It was three a.m. and the northern lights were out. I had anchored the Little Dipper just off shore, slipped into my wetsuit, and swam to a flat rock off the north end of Basswood Island in the Apostles to photograph Honeymoon Rock against a backdrop of aurora. There was a slowness about things that summer night, a kind of drowsy silence. Without even a hint of wind, the very lake itself seemed to be sleeping. I set my tripod up on the rock and was focused intently on making my photographs.

I was lulled by the silence and beauty of it all into a kind of dream like state when suddenly I heard a strange sound behind me, a kind of snuffling along the shoreline.

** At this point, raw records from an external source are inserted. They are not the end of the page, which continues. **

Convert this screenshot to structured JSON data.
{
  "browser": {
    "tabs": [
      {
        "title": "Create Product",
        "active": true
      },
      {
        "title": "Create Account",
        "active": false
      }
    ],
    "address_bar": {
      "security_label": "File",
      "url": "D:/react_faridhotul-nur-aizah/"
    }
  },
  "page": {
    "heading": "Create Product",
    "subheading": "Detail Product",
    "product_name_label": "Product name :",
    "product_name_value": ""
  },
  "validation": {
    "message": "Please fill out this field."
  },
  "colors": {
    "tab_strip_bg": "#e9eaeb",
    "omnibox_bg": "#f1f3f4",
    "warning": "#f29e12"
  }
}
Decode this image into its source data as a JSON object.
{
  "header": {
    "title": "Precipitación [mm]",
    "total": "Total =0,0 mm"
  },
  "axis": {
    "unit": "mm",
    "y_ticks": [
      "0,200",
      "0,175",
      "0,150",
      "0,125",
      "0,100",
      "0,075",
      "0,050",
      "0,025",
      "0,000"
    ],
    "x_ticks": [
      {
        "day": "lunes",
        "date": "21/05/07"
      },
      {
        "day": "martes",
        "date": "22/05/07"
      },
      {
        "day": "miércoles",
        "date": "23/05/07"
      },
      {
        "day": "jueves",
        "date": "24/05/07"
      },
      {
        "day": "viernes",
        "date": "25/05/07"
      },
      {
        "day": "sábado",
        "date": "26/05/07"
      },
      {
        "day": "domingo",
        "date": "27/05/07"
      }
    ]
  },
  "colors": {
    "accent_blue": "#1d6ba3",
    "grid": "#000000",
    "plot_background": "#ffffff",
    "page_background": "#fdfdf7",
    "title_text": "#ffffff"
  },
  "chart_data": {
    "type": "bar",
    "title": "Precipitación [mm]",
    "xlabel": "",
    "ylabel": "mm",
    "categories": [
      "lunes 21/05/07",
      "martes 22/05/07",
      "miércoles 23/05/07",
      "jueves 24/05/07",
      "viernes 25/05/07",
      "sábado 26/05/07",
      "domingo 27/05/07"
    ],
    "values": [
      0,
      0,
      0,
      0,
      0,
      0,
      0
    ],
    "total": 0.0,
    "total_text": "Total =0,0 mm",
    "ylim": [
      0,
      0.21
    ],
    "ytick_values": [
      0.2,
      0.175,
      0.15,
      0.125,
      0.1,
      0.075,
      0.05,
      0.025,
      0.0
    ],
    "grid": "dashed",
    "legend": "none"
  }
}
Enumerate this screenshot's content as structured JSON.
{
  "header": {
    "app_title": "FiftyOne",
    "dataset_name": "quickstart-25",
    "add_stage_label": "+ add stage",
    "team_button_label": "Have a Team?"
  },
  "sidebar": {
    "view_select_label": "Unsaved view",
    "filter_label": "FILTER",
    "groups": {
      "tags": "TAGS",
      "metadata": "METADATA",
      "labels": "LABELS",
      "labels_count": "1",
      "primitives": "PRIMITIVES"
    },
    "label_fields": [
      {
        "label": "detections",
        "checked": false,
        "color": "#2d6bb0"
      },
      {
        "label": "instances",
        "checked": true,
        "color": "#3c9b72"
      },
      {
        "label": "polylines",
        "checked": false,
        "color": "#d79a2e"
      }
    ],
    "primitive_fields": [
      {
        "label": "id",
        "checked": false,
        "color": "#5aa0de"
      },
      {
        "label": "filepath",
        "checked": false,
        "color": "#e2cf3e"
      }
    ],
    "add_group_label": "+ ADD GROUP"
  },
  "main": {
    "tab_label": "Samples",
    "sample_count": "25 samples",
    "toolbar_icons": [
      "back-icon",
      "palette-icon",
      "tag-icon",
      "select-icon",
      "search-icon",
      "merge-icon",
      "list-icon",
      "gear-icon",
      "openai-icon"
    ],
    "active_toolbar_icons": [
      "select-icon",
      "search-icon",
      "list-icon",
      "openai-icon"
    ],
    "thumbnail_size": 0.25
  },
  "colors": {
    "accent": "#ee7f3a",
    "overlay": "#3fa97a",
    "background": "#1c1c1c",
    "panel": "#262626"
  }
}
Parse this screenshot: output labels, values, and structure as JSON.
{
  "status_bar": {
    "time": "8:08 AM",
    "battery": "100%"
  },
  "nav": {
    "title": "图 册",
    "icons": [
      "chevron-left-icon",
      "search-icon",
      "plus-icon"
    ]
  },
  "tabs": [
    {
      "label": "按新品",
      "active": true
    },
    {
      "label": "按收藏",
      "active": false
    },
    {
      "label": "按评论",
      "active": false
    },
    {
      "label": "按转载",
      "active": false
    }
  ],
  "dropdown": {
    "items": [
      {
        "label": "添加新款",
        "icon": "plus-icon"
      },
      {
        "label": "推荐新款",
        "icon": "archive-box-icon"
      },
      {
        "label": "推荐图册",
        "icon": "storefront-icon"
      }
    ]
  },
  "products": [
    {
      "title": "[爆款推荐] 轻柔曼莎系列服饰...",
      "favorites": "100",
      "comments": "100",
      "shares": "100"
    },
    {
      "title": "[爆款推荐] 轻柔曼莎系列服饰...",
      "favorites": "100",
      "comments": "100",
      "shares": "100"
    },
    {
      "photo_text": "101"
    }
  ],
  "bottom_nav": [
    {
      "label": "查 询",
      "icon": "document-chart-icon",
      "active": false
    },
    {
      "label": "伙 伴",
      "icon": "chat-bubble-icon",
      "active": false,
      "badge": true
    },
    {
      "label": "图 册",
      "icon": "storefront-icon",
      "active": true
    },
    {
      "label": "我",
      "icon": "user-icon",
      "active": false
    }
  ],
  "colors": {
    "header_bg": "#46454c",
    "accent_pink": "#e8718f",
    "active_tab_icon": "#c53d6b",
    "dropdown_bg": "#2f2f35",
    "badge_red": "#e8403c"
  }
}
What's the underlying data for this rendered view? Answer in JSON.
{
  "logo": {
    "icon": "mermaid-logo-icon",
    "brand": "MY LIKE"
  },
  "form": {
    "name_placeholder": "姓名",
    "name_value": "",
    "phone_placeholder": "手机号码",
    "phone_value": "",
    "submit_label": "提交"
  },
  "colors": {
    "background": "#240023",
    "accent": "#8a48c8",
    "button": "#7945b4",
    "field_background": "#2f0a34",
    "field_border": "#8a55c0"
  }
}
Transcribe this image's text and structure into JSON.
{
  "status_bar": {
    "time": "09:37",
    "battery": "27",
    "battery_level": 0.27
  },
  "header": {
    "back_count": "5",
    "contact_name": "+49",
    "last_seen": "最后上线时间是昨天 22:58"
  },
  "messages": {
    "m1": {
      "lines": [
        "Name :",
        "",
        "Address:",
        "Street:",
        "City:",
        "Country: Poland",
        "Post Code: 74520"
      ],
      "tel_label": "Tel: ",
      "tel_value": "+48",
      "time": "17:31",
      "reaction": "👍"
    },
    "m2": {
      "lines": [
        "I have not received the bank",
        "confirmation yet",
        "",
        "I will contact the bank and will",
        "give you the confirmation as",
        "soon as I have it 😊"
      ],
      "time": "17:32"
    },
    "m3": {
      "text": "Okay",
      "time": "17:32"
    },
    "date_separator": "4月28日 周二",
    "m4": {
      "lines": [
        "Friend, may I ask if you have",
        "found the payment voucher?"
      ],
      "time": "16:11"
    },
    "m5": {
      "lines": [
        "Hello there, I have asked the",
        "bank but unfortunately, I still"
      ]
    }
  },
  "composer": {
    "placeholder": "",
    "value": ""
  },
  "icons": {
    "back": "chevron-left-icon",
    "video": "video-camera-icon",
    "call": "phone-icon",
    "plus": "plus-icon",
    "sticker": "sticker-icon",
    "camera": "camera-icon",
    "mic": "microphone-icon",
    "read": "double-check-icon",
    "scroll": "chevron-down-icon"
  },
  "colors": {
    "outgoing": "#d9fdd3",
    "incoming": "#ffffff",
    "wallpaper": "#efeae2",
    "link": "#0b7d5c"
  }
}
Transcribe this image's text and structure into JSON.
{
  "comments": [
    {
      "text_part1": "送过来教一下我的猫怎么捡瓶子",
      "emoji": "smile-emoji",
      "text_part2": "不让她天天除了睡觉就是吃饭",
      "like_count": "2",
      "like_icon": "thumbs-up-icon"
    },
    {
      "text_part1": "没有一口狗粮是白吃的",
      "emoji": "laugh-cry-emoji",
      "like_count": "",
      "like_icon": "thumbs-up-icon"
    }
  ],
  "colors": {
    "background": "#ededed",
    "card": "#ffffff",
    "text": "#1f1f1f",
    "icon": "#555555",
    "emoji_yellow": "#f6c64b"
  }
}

Instantly my thoughts turned to “bear.” When I photograph alone, in the dark, out on the blackness of Lake Superior at night, my mantra has always been “Everything slowly.” I can’t afford to drop my camera or lose a battery or to turn an ankle on an unseen rock so I try to move slowly. But the sound was getting closer. As carefully as I could I packed my camera into its waterproof box, slid off the rock and back into the black water, swam slowly to the boat, and pulled myself aboard.

With a flashlight, I scanned the shore. Two sets of eyes stared back at me from the dark rocks where I had just been: a pair of otters like slippery commas moving among the rocks. I dried off, pulled anchor, and pointed the bow of the Little Dipper back towards the constellation of Bayfield lights, chuckling about the encounter and marveling at the northern lights still flickering overhead.